Facing the Hobson’s choice of going to trial without his selected defense counsel or spending more time in an already long period of pretrial confinement, in my opinion, is not a willing consent to Captain Gisla’s representation. Moreover, appellant’s failure to exercise the option presented to him at trial to select another defense counsel does not amount to his consent to proceed without Captain Markham. ■ Appellant is entitled to his first selection of counsel, if available and not disqualified. The failure to make a second choice does not divest him of the right to his first choice.
The facts of record in this case are basically different than those before us in United States v Kinard, 21 USCMA 300, 45 CMR 74 (1972), where we held that the military judge did not abuse his discretion in denying a continuance to enable the accused to obtain civilian counsel where the accused had seven military counsel assigned or offered, all of which he rejected. Kinard was offered assistance in obtaining civilian counsel. He had also received two prior continuances to obtain civilian counsel.
We are not faced here with the situation where an attorney has moved the court to withdraw and presented reasons for his request. I believe at trial a military judge has the power to determine this matter. Unlike the military judge in the case at bar who stated, “There is no evidence that Captain Markham abandoned the client because of specious or fickle reasons and I will not presume that that is so unless there is evidence to the contrary,” my opinion is that thé relationship can only be ended by a showing of good cause rather than the presumption of good cause. See United States v Cutting, 14 USCMA 347, 34 CMR 127 (1964).
I would authorize a limited rehearing to determine whether there are differences between Captain Markham and appellant which would prevent his effective representation of Timberlake.
I concur in the judgment of the majority that the staff judge advocate erred in his advice to the convening authority as to the maximum punishment for the offenses approved by him, and that the sentence should be redetermined by a court-martial.
The appellant contends that Captain Markham left Vietnam on August 23, 1970, and that on August 25, 1970, he first learned that he had gone and would not be present to represent him. He was brought to trial August 26, 1970. This Court has held that a routine change of assignment does not amount to unavailability.

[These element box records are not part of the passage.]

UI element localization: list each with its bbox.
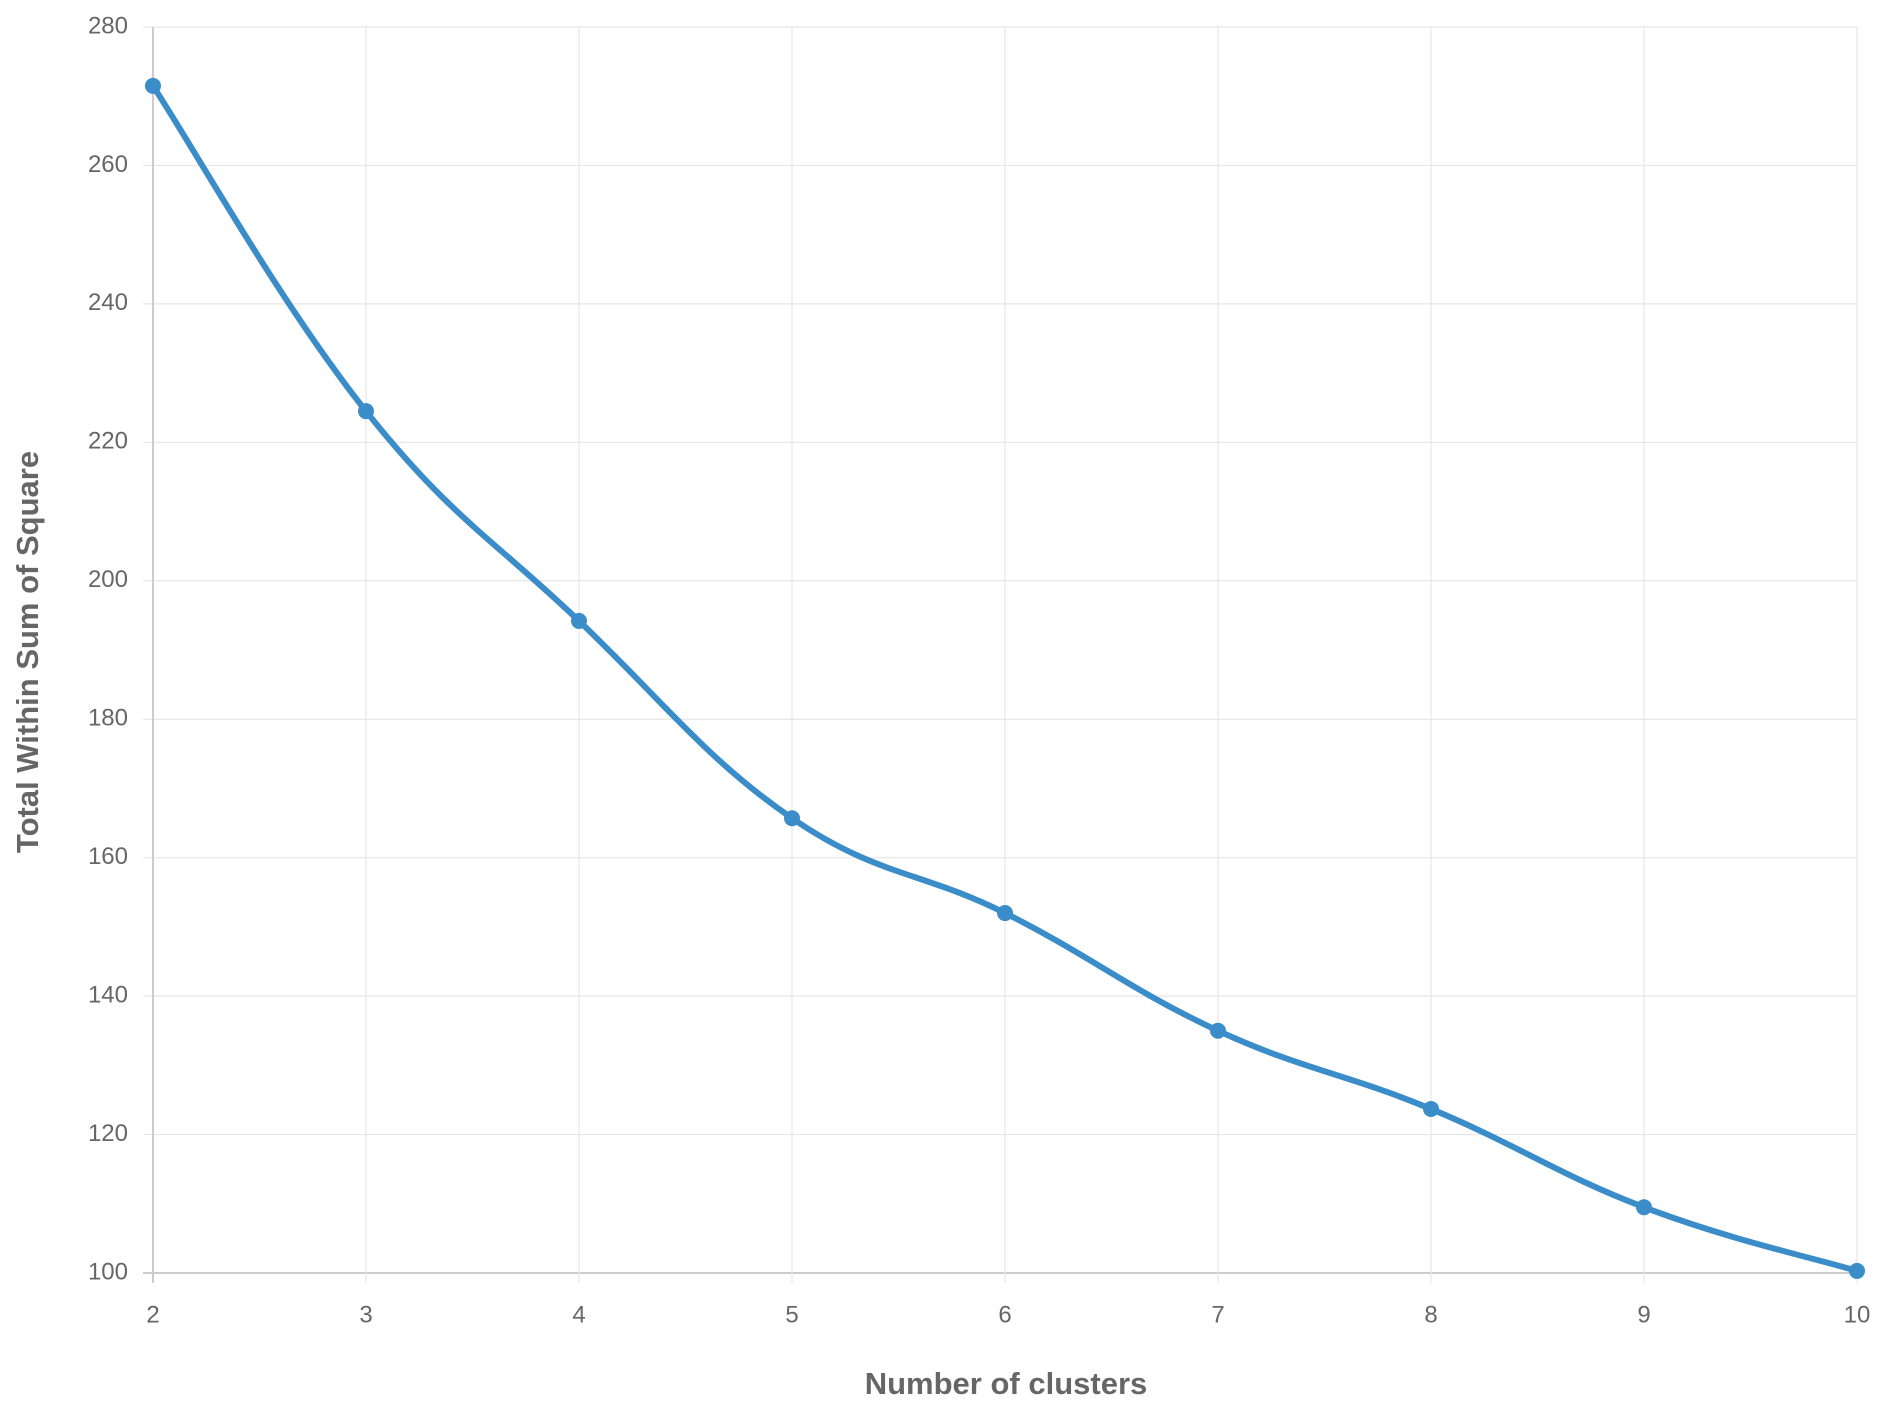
x-tick-label: 10 — [1844, 1301, 1871, 1328]
point — [1636, 1199, 1652, 1216]
x-tick-label: 2 — [146, 1301, 159, 1328]
y-tick-label: 120 — [88, 1120, 128, 1147]
y-tick-label: 240 — [88, 289, 128, 316]
point — [358, 403, 374, 420]
y-axis-title: Total Within Sum of Square — [10, 451, 45, 853]
y-tick-label: 200 — [88, 566, 128, 593]
point — [1210, 1022, 1226, 1039]
y-tick-label: 100 — [88, 1258, 128, 1285]
y-tick-label: 280 — [88, 12, 128, 39]
y-tick-label: 220 — [88, 428, 128, 455]
x-tick-label: 6 — [998, 1301, 1011, 1328]
x-tick-label: 9 — [1637, 1301, 1650, 1328]
y-tick-label: 140 — [88, 981, 128, 1008]
x-tick-label: 7 — [1211, 1301, 1224, 1328]
x-tick-label: 4 — [572, 1301, 585, 1328]
point — [784, 810, 800, 827]
x-tick-label: 8 — [1424, 1301, 1437, 1328]
line — [150, 84, 1858, 1274]
point — [1849, 1262, 1865, 1279]
y-tick-label: 260 — [88, 151, 128, 178]
point — [997, 905, 1013, 922]
y-tick-label: 160 — [88, 843, 128, 870]
x-tick-label: 3 — [359, 1301, 372, 1328]
point — [145, 77, 161, 94]
point — [1423, 1100, 1439, 1117]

United States v Murray, 20 USCMA 61, 42 CMR 253 (1970).
Timberlake testified:
“Well, sir, the government leaves me not much choice but to be represented by Captain Gisla and my failure to accept Captain Gisla would only put me in a situation that makes it almost forcible that I accept Captain Gisla because I have been in pretrial confinement for such a long time and the government has postponed my trial and ordered that I be placed in this situation and there is nothing that I can do but accept Captain Gisla because another lawyer would cause me another two or three months in pretrial confinement plus violating my request that I be brought to trial.”